Im Anlassfall bedeutet die Beurteilung des Berufungsgerichts, dass die Inanspruchnahme der Provision aus der Vermittlung des zugrunde liegenden Geschäfts durch die Klägerin als missbräuchliche Rechtsausübung qualifiziert wird. Dies hat zur Konsequenz, dass sich die Klägerin für eine Anspruchsberechtigung auch nicht auf § 6 Abs 5 MaklerG stützen kann.


 


Warum das Verhalten des (späteren) Kooperationspartners der Klägerin dieser (auch) im Rechtsverhältnis zur Auftraggeberin nicht zurechenbar sein soll, begründet die Klägerin nicht näher; die Sittenwidrigkeit seines Verhaltens nach dem Kooperationswechsel bestreitet sie gar nicht.

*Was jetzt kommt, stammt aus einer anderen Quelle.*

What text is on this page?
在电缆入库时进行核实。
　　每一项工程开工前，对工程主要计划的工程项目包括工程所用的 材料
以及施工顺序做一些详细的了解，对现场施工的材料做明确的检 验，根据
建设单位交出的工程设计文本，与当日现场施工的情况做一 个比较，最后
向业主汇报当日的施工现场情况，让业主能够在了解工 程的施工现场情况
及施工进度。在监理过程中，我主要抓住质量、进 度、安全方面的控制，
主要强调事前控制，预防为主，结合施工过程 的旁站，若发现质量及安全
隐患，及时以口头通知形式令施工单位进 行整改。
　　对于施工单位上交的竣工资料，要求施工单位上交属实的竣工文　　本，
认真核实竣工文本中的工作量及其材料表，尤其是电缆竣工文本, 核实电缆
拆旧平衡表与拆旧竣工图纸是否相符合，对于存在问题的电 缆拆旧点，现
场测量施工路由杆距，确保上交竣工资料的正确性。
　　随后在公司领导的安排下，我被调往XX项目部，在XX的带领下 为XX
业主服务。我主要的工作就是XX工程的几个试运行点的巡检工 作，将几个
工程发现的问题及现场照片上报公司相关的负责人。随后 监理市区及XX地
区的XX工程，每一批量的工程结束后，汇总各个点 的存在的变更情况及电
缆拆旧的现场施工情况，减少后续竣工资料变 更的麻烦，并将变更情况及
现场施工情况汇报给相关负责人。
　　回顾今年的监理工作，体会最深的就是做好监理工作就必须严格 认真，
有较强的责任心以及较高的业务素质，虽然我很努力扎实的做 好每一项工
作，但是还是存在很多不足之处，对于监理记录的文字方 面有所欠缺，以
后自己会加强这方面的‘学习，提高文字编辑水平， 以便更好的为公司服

In der Beurteilung des Berufungsgerichts liegt weder eine „Sphärenvermischung“ noch setzt das vom Berufungsgericht erzielte Ergebnis voraus, dass der (später zustande gekommene) Maklervertrag zwischen Klägerin und der Auftraggeberin nach § 879 ABGB oder § 1 UBG sittenwidrig ist.